The appeal before the Supreme Court originated from two cases: In Washington, a court held that presidential electors can be required to vote in a certain way or be fined. The 10th Circuit disagreed, holding that electors can vote their conscience.
Presidential electors are elected officials, just as members of Congress are. None of these officials can be booted from office when they break a promise to their constituents. Voters’ recourse is to elect someone new the next time.
If the Supreme Court agrees with the 10th Circuit, is this cause for panic? Will everything change? Will electors begin voting at random, or can we still count on electors to vote in accordance with their own states’ outcomes?
More than 200 years of experience proves the Electoral College can be trusted.
As a matter of history, the “problem” of faithless electors has been mostly theoretical. Of the nearly 24,000 electoral votes cast since 1789, fewer than 30 of these votes have been indisputably cast contrary to voter expectations.
The first of these electors, in 1796, changed his vote to satisfy his own state. He personally preferred John Adams, but the state tally had come out for Thomas Jefferson. Thus, he voted for Jefferson.
Most of the other independent votes were cast for opportunistic reasons. No faithless elector has ever changed the outcome of an election.
The structure of the system creates this stability. Electors typically want to vote as they have been asked to vote. No one is asking a Republican elector to cast a ballot for Hillary Clinton or a Democratic elector to vote for Donald Trump. Electors typically are party loyalists who have been selected because of their hard work during a political campaign. Most would never dream of voting for any other candidate, absent a genuine emergency.

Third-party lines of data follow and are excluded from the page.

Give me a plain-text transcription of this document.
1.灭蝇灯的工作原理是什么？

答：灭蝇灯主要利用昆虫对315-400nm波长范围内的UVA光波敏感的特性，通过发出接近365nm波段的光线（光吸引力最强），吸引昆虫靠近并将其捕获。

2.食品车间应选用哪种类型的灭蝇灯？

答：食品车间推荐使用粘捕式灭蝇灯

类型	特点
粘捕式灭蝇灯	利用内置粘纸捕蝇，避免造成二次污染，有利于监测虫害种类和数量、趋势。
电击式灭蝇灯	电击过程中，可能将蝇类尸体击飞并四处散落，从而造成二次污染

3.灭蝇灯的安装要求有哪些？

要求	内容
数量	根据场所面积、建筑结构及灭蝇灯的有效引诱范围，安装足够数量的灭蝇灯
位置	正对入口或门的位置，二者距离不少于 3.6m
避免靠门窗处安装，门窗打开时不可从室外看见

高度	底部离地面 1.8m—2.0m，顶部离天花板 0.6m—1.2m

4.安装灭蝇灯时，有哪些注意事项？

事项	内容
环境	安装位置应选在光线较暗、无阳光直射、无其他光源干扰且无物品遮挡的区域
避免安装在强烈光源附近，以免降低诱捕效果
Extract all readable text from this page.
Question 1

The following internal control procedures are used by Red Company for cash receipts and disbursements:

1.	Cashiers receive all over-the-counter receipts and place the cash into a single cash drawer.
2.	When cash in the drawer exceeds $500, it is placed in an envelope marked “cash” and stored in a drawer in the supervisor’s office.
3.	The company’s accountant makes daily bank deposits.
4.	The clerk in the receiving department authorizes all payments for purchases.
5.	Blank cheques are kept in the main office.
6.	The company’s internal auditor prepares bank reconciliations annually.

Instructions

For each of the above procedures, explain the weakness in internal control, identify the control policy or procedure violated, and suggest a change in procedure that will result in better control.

This is why efforts to sway George W. Bush electors in 2000 or Donald Trump electors in 2016 were remarkably unsuccessful.
If electors are so faithful, should we just automate these votes and eliminate the possibility of human wavering? The Father of the Constitution, James Madison, was confronted with this very question, and his answer was an emphatic “No.”
Madison viewed the electors through a dual lens: He was happy that electors had been voting in accordance with state popular vote outcomes, noting approvingly in 1826 that electors were “generally the mere mouths of their constituents.”
On the other hand, he noted, “They may be intentionally left sometimes to their own judgment. … They will be able, when ascertaining, which may not be till a late hour, that the first choice of their constituents is utterly hopeless, to substitute in the electoral vote the name known to be their second choice.”
Today, the discussion about elector independence has become wrapped up in emotions and opinions about the 2016 presidential election results. Don’t forget that other emergency situations could crop up, leaving Americans happy that their electors can act independently and with simple common sense.
What if a winning presidential candidate were to suffer a debilitating stroke after Election Day, but before the meetings of the Electoral College? Should presidential electors vote lock-step for a candidate whose health has been compromised? Now consider that, if this candidate were to die before Congress counted the votes in January, the electoral votes could be deemed invalid and tossed out.
Forcing electors to vote for a dying candidate could potentially put the losing presidential candidate in the White House. Surely most Americans would rather have their electors vote for the vice presidential candidate in such a circumstance.
Or consider another example: Instead of a health crisis, it’s the discovery of a serious crime. An incumbent president and vice president were just re-elected, but now they’ve been caught on video selling state secrets. The charges of treason are certain to stick. Do Americans want their electors bound, based on votes that were cast long before these facts came to light — even if the winning candidates will be immediately impeached, removed from office, and replaced by someone from the opposite political party? Terrorist attacks, assassination attempts, or other emergencies could create similar problems.
Madison valued a fine balance between simple democracy and the possibility of occasional, wise intervention when circumstances call for it. If the Supreme Court affirms the idea of elector independence, then the justices will be simply endorsing Madison’s idea: a system that has worked well for centuries.